Boarding schools have been advised to be alert to signs of xenophobia among pupils arising from the coronavirus outbreak.
New guidance issued by the Boarding Schools' Association (BSA) to its members suggests they should look out for prejudice towards Chinese students by others – either in person or on social media.
It also says that pupils who do travel to China should be told that when they return to the UK they may face "protective measures", including quarantine.
China sends more pupils to UK fee-paying schools than any other country, with the latest figures indicating that Chinese children make up about one in six of all international students.
Updated guidance published on the BSA's website gives member schools information on the virus and advice on dealing with the situation.
In a section on supporting students, the guidance says it is natural that young people, particularly those from China, will be concerned.
The BSA suggests that pupils from affected areas should be "suitably and publicly supported".
"They will be worried about themselves but more particularly about their friends and families," the advice says.
And it also counsels schools to "stay alert for any signs of xenophobia by students towards one another, or by any external audiences, either in school or on social media sites".
It adds: "Such behaviour should not be tolerated and action should be taken against anyone acting in this way."

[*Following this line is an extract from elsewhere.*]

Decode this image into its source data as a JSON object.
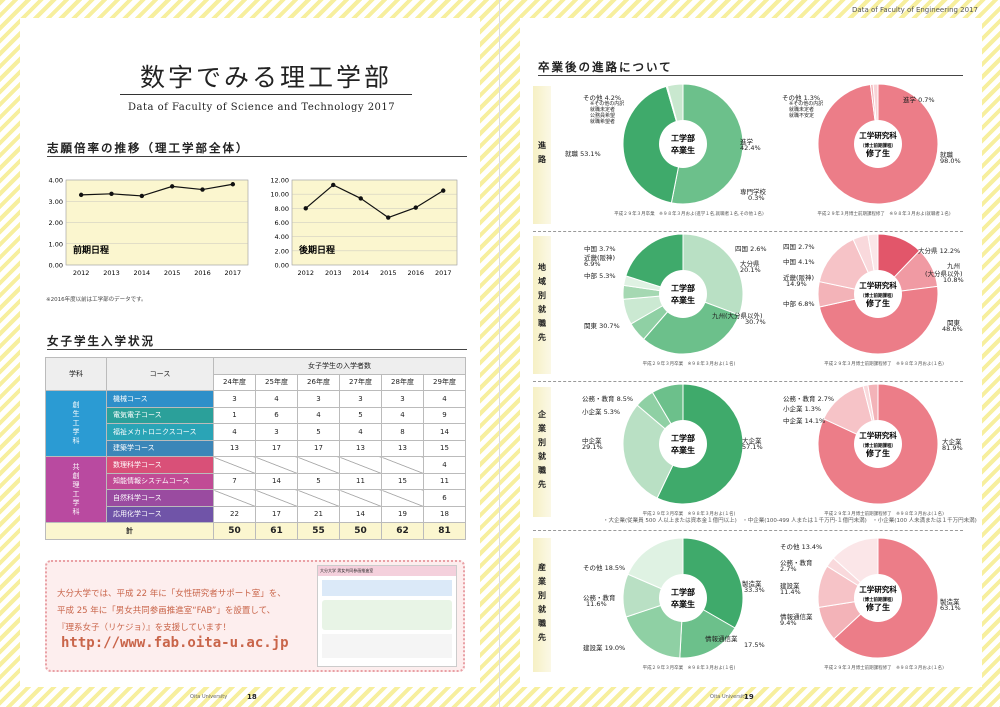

On the issue of xenophobia, a BSA spokesperson said: "We have not heard of anything happening in our schools, and we don't envisage it happening in our schools. We are trying to make sure we are covering every eventuality."
A separate section on pupils travelling to China advises schools that they should tell young people that "protective measures could well be in place before they return".
"Depending on how the virus spreads in that time, this could include the need for returning pupils to be quarantined," it says.
Schools should work with guardians to develop quarantine processes, the guidance says, adding: "This should not be seen as an overreaction or 'scaremongering' but is based on experience gained from the progress of previous such diseases."
The BSA also says it understands that some schools have already cancelled visits from prospective parents, agents and pupils from China.
"While cancellation may be unnecessary, it is obviously prudent to minimise any unnecessary risk," it adds.